The one thing you talked about that I found really interesting is that you talk about the disruption of supply chains and inflation, and you think about these big disruptions that are happening in commodities . We are going to see inflation, but you are talking about the distribution of inflation. So the very people who are suffering the most, perhaps from the unfolding conflicts, will strike again when life becomes unaffordable, and that is a real risk.
Beata Caranci: Yeah, so definitely if you think about the European link. So first of all I have to point out that when we look at inflation risks and their distribution, the highest inflation is in the United States simply because they are more dependent on supply chains because the how they source goods, and because they showed higher consumption patterns in areas that already posed supply chain risks. Next would be Canada, then Europe would be at a lower inflation point, even though they are currently experiencing significant energy cost pressures. Their starting point is actually lower than what you see in North America. And so there is a bit of room to absorb some pressures.
But I think we’ve focused a lot on what the economists are talking about in the energy media, but the other aspect is food. And with respect to your point, when you look at those who are struggling within the economy, and they tend to be low-income people — obviously in Ukraine they will be displaced people now — those people, if you just take the example of the United States, they pay an inflation rate of about 8% compared to any other group. And if you increase energy and food costs, which is happening right now, they don’t have the savings or the flexibility to divert revenue from other areas, other areas of spending. This therefore imposes a disproportionate burden, particularly on low-income people around the world and especially in regions where inflation is already high, such as the United States and, to a lesser extent, Canada.

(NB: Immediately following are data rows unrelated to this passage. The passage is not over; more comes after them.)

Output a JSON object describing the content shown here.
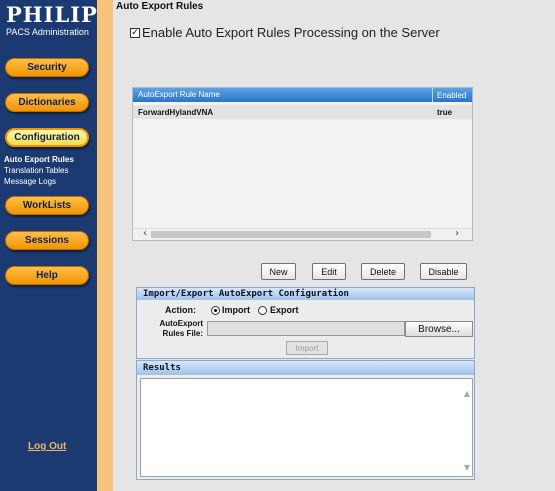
{
  "brand": {
    "logo": "PHILIPS",
    "app_title": "PACS Administration"
  },
  "nav": {
    "security": "Security",
    "dictionaries": "Dictionaries",
    "configuration": "Configuration",
    "config_links": [
      "Auto Export Rules",
      "Translation Tables",
      "Message Logs"
    ],
    "worklists": "WorkLists",
    "sessions": "Sessions",
    "help": "Help",
    "logout": "Log Out"
  },
  "page": {
    "heading": "Auto Export Rules",
    "enable_checkbox_checked": true,
    "enable_label": "Enable Auto Export Rules Processing on the Server"
  },
  "rules_table": {
    "columns": [
      "AutoExport Rule Name",
      "Enabled"
    ],
    "rows": [
      {
        "name": "ForwardHylandVNA",
        "enabled": "true"
      }
    ]
  },
  "actions": {
    "new": "New",
    "edit": "Edit",
    "delete": "Delete",
    "disable": "Disable"
  },
  "import_export": {
    "title": "Import/Export AutoExport Configuration",
    "action_label": "Action:",
    "import_option": "Import",
    "export_option": "Export",
    "selected": "Import",
    "file_label_line1": "AutoExport",
    "file_label_line2": "Rules File:",
    "browse": "Browse...",
    "import_button": "Import"
  },
  "results": {
    "title": "Results",
    "text": ""
  },
  "colors": {
    "sidebar": "#1c3a72",
    "accent": "#f39300",
    "table_header": "#2c73c6"
  }
}
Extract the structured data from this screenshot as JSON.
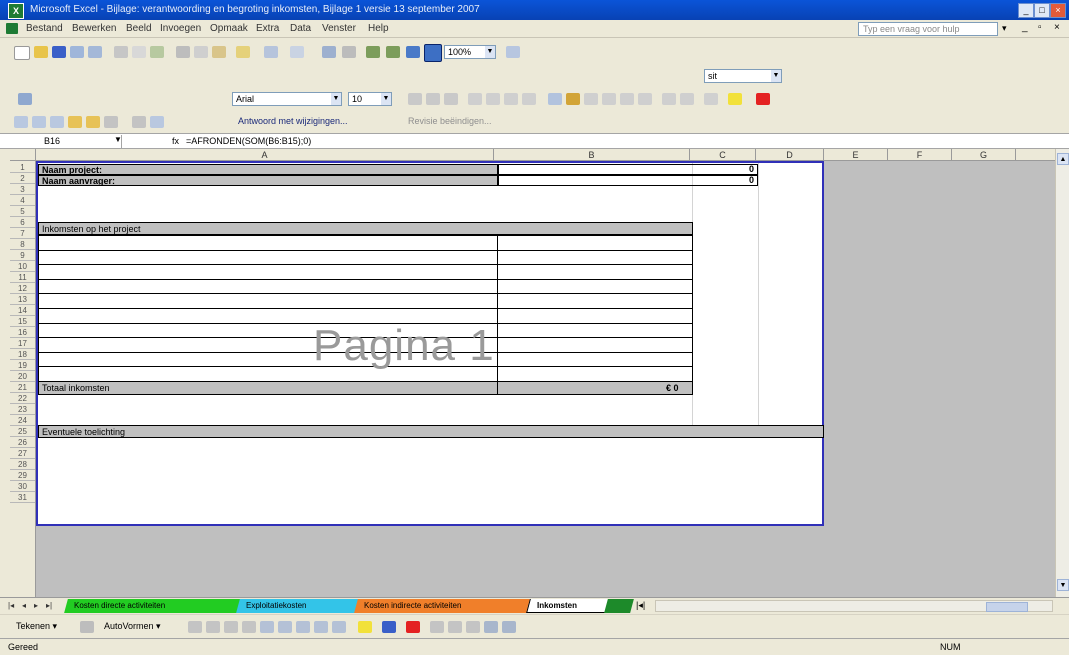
{
  "window": {
    "title": "Microsoft Excel - Bijlage: verantwoording en begroting inkomsten, Bijlage 1 versie 13 september 2007"
  },
  "menu": {
    "items": [
      "Bestand",
      "Bewerken",
      "Beeld",
      "Invoegen",
      "Opmaak",
      "Extra",
      "Data",
      "Venster",
      "Help"
    ],
    "help_placeholder": "Typ een vraag voor hulp"
  },
  "toolbar": {
    "zoom": "100%",
    "font_name": "Arial",
    "font_size": "10",
    "style_combo": "sit",
    "reply_label": "Antwoord met wijzigingen...",
    "end_review_label": "Revisie beëindigen..."
  },
  "formula_bar": {
    "cell_ref": "B16",
    "fx": "fx",
    "formula": "=AFRONDEN(SOM(B6:B15);0)"
  },
  "columns": [
    "A",
    "B",
    "C",
    "D",
    "E",
    "F",
    "G"
  ],
  "rows": [
    "1",
    "2",
    "3",
    "4",
    "5",
    "6",
    "7",
    "8",
    "9",
    "10",
    "11",
    "12",
    "13",
    "14",
    "15",
    "16",
    "17",
    "18",
    "19",
    "20",
    "21",
    "22",
    "23",
    "24",
    "25",
    "26",
    "27",
    "28",
    "29",
    "30",
    "31"
  ],
  "sheet": {
    "project_label": "Naam project:",
    "applicant_label": "Naam aanvrager:",
    "c1_value": "0",
    "c2_value": "0",
    "income_header": "Inkomsten op het project",
    "total_label": "Totaal inkomsten",
    "total_value": "€ 0",
    "notes_header": "Eventuele toelichting",
    "watermark": "Pagina 1"
  },
  "tabs": [
    {
      "label": "Kosten directe activiteiten",
      "color": "#22cc22"
    },
    {
      "label": "Exploitatiekosten",
      "color": "#33c4e8"
    },
    {
      "label": "Kosten indirecte activiteiten",
      "color": "#f07f2a"
    },
    {
      "label": "Inkomsten",
      "color": "#ffffff"
    },
    {
      "label": "",
      "color": "#1d8a2a"
    }
  ],
  "drawing": {
    "draw_label": "Tekenen",
    "autoshapes_label": "AutoVormen"
  },
  "status": {
    "left": "Gereed",
    "right": "NUM"
  }
}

Kim Spoken: It’s funny how I never thought I’d have you to talk about what’s going on in the world and we wouldn’t be leading with COVID.
Beata Caranci: Yeah.
Kim Spoken: But here we go. And so the other thing, of course, that happens — and I’m almost saying it’s a good inflation story, but I’m using that with an asterisk — is that growth is coming back, we’re hopefully, with things coming back with the new normal might look like. What does it look like now given what is happening with Russia and Ukraine? I mean, you have all these cross-currents happening right now.

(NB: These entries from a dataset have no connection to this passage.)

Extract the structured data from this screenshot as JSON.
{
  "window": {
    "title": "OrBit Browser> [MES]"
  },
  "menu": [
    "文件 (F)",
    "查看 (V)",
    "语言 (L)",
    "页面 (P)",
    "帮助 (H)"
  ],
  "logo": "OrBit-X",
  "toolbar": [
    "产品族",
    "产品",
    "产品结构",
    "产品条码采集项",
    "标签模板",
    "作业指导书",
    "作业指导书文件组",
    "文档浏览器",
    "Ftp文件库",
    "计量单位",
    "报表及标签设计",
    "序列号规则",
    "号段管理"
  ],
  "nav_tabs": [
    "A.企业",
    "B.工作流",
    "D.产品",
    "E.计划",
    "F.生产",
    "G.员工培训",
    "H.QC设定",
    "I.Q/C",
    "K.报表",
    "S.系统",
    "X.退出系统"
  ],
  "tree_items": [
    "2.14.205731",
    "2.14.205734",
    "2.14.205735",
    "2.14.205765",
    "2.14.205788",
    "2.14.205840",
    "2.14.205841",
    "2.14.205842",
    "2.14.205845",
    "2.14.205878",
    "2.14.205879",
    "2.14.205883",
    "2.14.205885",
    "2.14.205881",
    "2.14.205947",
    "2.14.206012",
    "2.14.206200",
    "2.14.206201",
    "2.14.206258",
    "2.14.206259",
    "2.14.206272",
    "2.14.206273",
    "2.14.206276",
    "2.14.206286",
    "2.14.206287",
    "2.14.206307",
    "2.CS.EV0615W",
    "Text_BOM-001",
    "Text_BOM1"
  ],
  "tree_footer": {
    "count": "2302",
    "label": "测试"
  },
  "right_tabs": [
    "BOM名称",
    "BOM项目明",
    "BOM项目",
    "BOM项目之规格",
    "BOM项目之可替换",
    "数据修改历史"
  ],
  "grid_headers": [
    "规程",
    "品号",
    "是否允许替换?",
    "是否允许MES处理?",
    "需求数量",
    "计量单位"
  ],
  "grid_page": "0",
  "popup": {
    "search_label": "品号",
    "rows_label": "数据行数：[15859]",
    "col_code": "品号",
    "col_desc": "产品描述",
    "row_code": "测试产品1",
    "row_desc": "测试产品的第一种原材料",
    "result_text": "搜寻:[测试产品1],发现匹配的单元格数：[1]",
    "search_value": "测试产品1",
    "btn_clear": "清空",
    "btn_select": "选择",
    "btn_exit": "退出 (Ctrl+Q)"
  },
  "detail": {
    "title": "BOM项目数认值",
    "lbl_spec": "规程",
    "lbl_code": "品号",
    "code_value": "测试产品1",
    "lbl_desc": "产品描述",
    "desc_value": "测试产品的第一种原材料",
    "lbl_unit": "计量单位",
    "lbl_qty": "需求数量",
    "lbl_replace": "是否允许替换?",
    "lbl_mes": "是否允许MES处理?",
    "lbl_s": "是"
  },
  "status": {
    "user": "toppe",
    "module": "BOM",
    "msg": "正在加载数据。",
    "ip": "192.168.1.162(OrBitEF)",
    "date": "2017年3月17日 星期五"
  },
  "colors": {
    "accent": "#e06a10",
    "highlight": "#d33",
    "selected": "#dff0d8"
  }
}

Beata Caranci: Yeah, that’s exactly it. And actually – I hope this doesn’t sound insensitive – but in terms of timing, it’s not the worst time for Canada and the United States. The worst time would have been at the peak of the COVID economic shutdowns happening, jobs upheaval. We are on the other side, where the demand for employment is very strong in both countries. Wage growth is strong. And so there is a capacity to absorb it.
So that’s an important thing I think about when we’re in the headlines — setting aside the war images, which are horrific — but when you think about market extensions, it’s very distressing how point oil prices have moved, wheat prices have moved. Like basically the broad commodity index. At the same time, financially, households are in a good position to absorb it now that there are, say, six months to 12 months. So there’s more economic buffer in North America to absorb it.

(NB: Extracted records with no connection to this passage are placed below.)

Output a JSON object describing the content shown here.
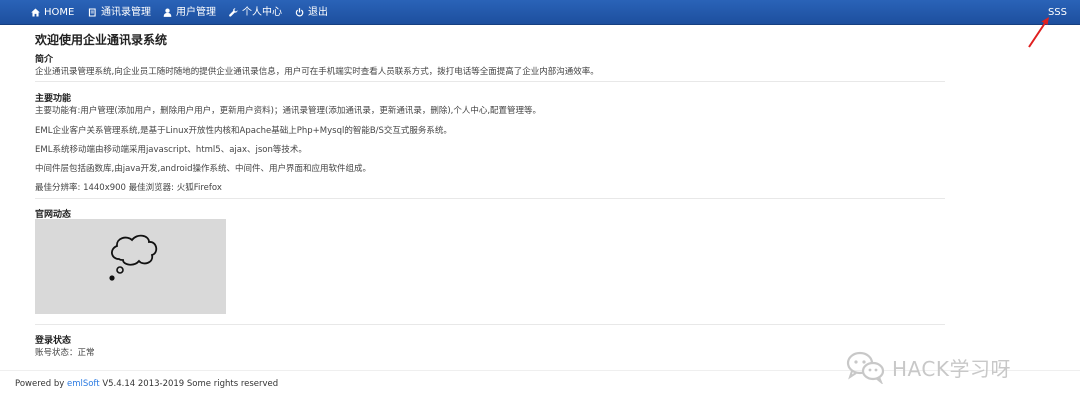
{
  "nav": {
    "items": [
      {
        "label": "HOME",
        "icon": "home-icon"
      },
      {
        "label": "通讯录管理",
        "icon": "book-icon"
      },
      {
        "label": "用户管理",
        "icon": "user-icon"
      },
      {
        "label": "个人中心",
        "icon": "wrench-icon"
      },
      {
        "label": "退出",
        "icon": "power-icon"
      }
    ],
    "right_label": "SSS"
  },
  "main": {
    "title": "欢迎使用企业通讯录系统",
    "intro_title": "简介",
    "intro_text": "企业通讯录管理系统,向企业员工随时随地的提供企业通讯录信息，用户可在手机端实时查看人员联系方式，拨打电话等全面提高了企业内部沟通效率。",
    "features_title": "主要功能",
    "features_lines": [
      "主要功能有:用户管理(添加用户，删除用户用户，更新用户资料)；通讯录管理(添加通讯录，更新通讯录，删除),个人中心,配置管理等。",
      "EML企业客户关系管理系统,是基于Linux开放性内核和Apache基础上Php+Mysql的智能B/S交互式服务系统。",
      "EML系统移动端由移动端采用javascript、html5、ajax、json等技术。",
      "中间件层包括函数库,由java开发,android操作系统、中间件、用户界面和应用软件组成。",
      "最佳分辨率: 1440x900 最佳浏览器: 火狐Firefox"
    ],
    "news_title": "官网动态",
    "status_title": "登录状态",
    "status_text": "账号状态：正常"
  },
  "footer": {
    "prefix": "Powered by ",
    "link": "emlSoft",
    "suffix": " V5.4.14 2013-2019 Some rights reserved"
  },
  "watermark": {
    "text": "HACK学习呀"
  },
  "colors": {
    "navbar": "#1d4f9e",
    "arrow": "#e02020",
    "link": "#2a7ae2"
  }
}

And that’s one of the reasons why when you start seeing economic forecasts coming out, it’s unlikely that the United States and Canada are in a recession. They will likely have markdowns at the growth rate. But the starting point was high. The US and Canada were expected to grow around 3.7% this year, so even if you’re shrinking 50, 60, or 70 basis points, you’re still looking at a handful of 3%. Slowing down through the year, but having that cushion, because of that reopening, that pent-up demand that’s allowed to pass.